Community councillor Bill White added: “The BGH has been a fantastic hospital but one of my concerns is communication. If you get through the door you get fantastic treatment.
“I have an instance of a colleague of mine who complained about stomach pains about nine months ago. They started it off with tablets and blood tests and then they were to get an ultra-sound and they said it normally took two weeks but because of Covid it would be four to six weeks and we are now seven months down the line and there’s not even been an email.
"Even if they could have said to the chap ‘look there’s 10,000 people on the list’ and say that he had to go private. But the fact that there has been no communication going on concerns me a wee bit.”
NHS Borders chief executive Ralph Roberts has apologised to patients who are still waiting for treatment.
In a statement to the Southern, he said: “Providing our patients with high quality, person-centred care is our priority. As part of this we continue to review and revise our plans to adapt to the changing nature of healthcare, our workforce and the local population. We are committed to progressing this work, however it will take time to further develop and then put into place following the pandemic.

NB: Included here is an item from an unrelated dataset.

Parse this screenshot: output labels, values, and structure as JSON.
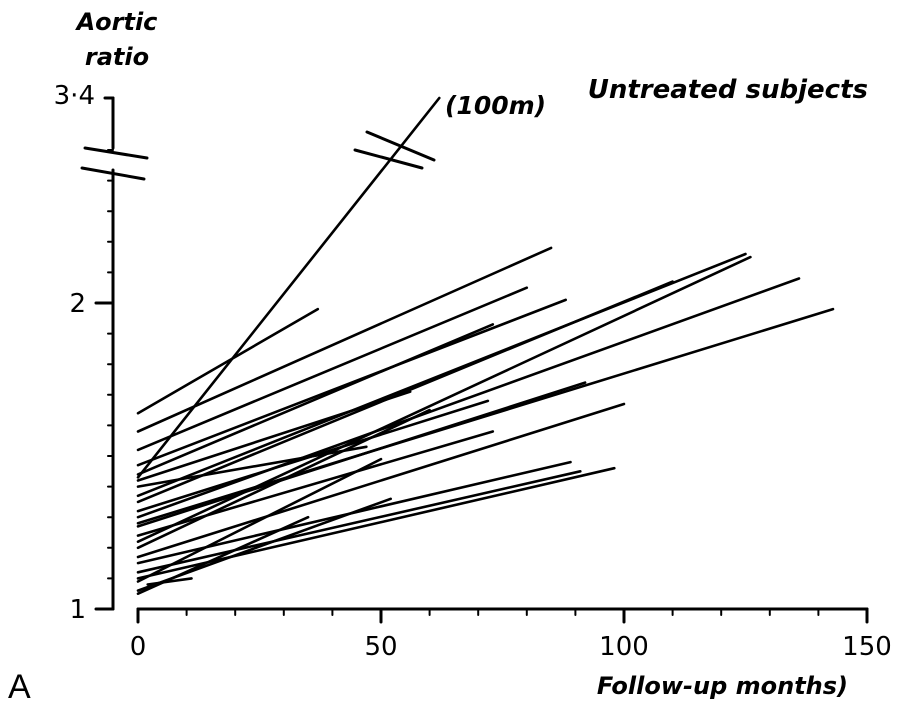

“As aspects of daily life return to some normality it is important to recognise that the challenges and risks from Covid-19 are still here, these challenges are particularly felt across the health and social care system.
"Over the last two years we have had to make difficult decisions in order to keep our staff and patients safe and provide urgent and emergency lifesaving care to those who needed us most. This has resulted in significant backlogs of planned surgical procedures and we have been open and honest with our patients and the general public that these backlogs will take a long time to clear.
"We have written to our patients who are waiting to give them an update about their appointment or procedure along with advice as to what they can do if they need urgent help. We recognise that these backlogs mean that patients are waiting longer than they – and we – would wish for them to receive treatment. We really are sorry about this, especially when everyday life is being affected. However I can assure you that a robust process of clinical prioritisation is followed to ensure that those who need clinical care most urgently are treated first.
“Our staff have been under exceptional pressure for two years now and continue to face significant challenges. They are also frustrated that we cannot treat everyone as quickly as we would like to, but despite this, continue to deliver compassionate high quality care to their patients. I would like to take this opportunity to thank them again for their continued hard work and dedication.”